Jarmila Glassey graduated from the Faculty of Chemical Technology, Slovak Technical University in Bratislava, Slovak Republic in 1990. After graduation she worked as a research associate in the Department of Chemical and Process Engineering at the University of Newcastle where she was awarded the degree of Doctor of Philosophy in 1995. Jarka became a lecturer in this Department in 1994 and is leading the biochemical engineering modules within the Department. Her research interests are in the area of bioprocess supervision, modelling, optimisation and control using databased modelling techniques.
Gary A. Montague graduated in chemical engineering from the University of Newcastle.
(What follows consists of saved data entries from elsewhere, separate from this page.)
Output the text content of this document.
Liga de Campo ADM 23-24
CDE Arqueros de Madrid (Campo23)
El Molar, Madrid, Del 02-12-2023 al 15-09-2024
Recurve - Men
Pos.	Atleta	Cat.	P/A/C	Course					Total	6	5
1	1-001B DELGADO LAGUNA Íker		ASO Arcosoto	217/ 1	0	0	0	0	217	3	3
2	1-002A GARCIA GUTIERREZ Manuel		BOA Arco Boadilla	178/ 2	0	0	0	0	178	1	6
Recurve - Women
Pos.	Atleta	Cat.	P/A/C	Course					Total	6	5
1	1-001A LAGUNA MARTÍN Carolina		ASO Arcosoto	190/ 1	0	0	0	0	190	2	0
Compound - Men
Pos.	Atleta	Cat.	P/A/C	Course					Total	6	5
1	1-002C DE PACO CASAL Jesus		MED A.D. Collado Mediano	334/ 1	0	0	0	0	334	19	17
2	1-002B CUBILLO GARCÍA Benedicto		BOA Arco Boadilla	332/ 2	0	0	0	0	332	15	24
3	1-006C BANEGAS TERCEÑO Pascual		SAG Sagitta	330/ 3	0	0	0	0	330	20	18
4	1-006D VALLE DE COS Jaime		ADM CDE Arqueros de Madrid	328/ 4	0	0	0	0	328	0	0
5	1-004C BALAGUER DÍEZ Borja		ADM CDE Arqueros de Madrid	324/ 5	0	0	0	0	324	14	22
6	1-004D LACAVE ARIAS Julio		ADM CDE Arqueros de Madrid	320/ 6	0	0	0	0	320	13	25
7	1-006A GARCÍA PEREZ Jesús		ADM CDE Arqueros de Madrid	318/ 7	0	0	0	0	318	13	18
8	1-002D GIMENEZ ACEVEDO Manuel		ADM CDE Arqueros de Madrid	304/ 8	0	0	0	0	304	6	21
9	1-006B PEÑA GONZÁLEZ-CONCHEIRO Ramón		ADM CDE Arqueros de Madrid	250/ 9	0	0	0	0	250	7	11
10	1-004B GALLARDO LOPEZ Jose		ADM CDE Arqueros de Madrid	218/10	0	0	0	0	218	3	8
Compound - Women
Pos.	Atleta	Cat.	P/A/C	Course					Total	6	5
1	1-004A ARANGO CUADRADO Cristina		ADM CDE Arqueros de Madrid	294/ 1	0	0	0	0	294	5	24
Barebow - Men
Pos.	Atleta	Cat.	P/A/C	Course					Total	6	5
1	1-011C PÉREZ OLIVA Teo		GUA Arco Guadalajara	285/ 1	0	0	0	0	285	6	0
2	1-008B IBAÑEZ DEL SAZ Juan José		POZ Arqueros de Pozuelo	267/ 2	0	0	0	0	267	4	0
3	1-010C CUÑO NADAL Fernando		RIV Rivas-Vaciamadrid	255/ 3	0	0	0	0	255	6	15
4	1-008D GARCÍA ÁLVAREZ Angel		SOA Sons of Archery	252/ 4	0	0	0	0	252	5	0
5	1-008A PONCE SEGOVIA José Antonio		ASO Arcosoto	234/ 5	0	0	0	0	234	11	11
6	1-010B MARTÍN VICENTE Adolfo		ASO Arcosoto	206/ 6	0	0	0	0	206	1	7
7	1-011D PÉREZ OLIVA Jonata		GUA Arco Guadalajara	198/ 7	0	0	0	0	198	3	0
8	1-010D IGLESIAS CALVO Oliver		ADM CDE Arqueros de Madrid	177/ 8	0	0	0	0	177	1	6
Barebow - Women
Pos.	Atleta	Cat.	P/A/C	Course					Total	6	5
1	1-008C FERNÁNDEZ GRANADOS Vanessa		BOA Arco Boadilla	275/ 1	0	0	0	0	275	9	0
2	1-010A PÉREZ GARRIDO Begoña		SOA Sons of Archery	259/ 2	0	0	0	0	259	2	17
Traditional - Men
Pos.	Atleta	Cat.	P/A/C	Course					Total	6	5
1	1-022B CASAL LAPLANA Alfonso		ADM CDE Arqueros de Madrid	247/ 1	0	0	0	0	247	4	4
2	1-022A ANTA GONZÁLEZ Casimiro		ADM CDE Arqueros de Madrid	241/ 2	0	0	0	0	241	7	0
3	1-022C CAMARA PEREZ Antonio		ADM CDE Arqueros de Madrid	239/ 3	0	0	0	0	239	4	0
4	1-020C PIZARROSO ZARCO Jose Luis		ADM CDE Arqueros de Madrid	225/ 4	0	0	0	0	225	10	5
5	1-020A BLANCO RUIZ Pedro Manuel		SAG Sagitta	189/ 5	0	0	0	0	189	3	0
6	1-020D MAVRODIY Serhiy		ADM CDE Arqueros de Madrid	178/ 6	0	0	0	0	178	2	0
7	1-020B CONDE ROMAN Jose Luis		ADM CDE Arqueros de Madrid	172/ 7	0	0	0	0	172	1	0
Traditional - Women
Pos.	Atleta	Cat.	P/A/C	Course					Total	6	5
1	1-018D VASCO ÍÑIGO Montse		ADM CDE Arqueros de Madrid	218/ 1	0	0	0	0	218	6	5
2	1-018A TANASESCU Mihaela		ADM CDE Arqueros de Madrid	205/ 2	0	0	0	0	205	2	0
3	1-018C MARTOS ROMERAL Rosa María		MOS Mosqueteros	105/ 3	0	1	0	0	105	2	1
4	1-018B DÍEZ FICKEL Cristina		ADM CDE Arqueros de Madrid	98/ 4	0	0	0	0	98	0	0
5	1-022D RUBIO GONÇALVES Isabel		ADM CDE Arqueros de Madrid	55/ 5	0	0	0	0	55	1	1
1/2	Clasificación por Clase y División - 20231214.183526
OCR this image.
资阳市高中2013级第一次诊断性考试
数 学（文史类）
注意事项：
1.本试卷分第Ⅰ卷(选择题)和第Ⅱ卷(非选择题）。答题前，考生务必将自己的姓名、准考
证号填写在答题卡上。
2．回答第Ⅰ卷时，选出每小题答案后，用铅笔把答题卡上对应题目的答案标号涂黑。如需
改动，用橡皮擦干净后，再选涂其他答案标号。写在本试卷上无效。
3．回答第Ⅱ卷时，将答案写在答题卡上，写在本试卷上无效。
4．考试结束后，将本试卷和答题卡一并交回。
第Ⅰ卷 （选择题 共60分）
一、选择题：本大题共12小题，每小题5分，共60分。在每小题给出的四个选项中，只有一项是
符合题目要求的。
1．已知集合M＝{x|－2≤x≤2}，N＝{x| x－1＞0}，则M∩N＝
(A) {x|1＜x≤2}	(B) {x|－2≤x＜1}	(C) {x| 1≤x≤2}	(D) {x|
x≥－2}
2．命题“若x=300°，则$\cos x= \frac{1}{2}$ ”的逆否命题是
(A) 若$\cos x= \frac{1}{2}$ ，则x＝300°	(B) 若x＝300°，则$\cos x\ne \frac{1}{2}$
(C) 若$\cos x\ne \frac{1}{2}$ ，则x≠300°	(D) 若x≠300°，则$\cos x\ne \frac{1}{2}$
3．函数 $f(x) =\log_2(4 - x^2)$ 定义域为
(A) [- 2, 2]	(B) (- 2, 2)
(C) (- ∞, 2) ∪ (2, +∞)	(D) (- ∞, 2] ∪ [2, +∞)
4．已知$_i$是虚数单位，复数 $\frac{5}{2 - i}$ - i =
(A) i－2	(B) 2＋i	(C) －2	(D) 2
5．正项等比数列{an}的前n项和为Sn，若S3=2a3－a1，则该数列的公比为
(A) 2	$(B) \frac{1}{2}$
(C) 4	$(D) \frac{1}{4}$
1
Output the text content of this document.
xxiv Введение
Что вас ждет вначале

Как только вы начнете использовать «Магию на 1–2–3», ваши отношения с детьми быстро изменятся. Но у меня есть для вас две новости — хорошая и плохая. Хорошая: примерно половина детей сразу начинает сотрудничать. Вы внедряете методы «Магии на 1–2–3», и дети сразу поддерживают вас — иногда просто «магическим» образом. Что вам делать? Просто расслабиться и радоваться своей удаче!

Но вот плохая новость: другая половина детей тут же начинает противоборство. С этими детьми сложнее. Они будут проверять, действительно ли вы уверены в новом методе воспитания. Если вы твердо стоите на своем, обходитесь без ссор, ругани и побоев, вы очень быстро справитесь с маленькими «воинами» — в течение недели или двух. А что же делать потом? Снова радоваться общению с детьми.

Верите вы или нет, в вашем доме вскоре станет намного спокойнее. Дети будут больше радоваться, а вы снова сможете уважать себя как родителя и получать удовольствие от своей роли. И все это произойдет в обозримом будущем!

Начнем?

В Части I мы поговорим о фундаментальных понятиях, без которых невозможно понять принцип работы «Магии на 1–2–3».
After studying at the University of Sheffield for a year, he returned to Newcastle to undertake his Ph.D. research. Following a year’s secondment to ICI, Gary took up his lecturing commitments and is currently Professor of Bioprocess Control in the Department of Chemical and Process Engineering at the University of Newcastle. Gary has undertaken research predominantly in the areas of process monitoring, control and optimisation. He collaborates closely with industry and has worked extensively with many major pharmaceutical companies.
Bo Kara’s background is in microbial physiology and biochemical engineering gained during graduate and postgraduate studies at the University of Manchester Institute of Science and Technology (UMIST). Bo joined Zeneca Pharmaceuticals (then ICI Pharmaceuticals) in 1987 after a brief period working in the brewing industry (BRF International). Current interests are in microbial physiology, expression system development, fermentation process optimisation and scale up. Other interests include process modelling and control, particularly the application of artificial neural networks to bioprocess modelling.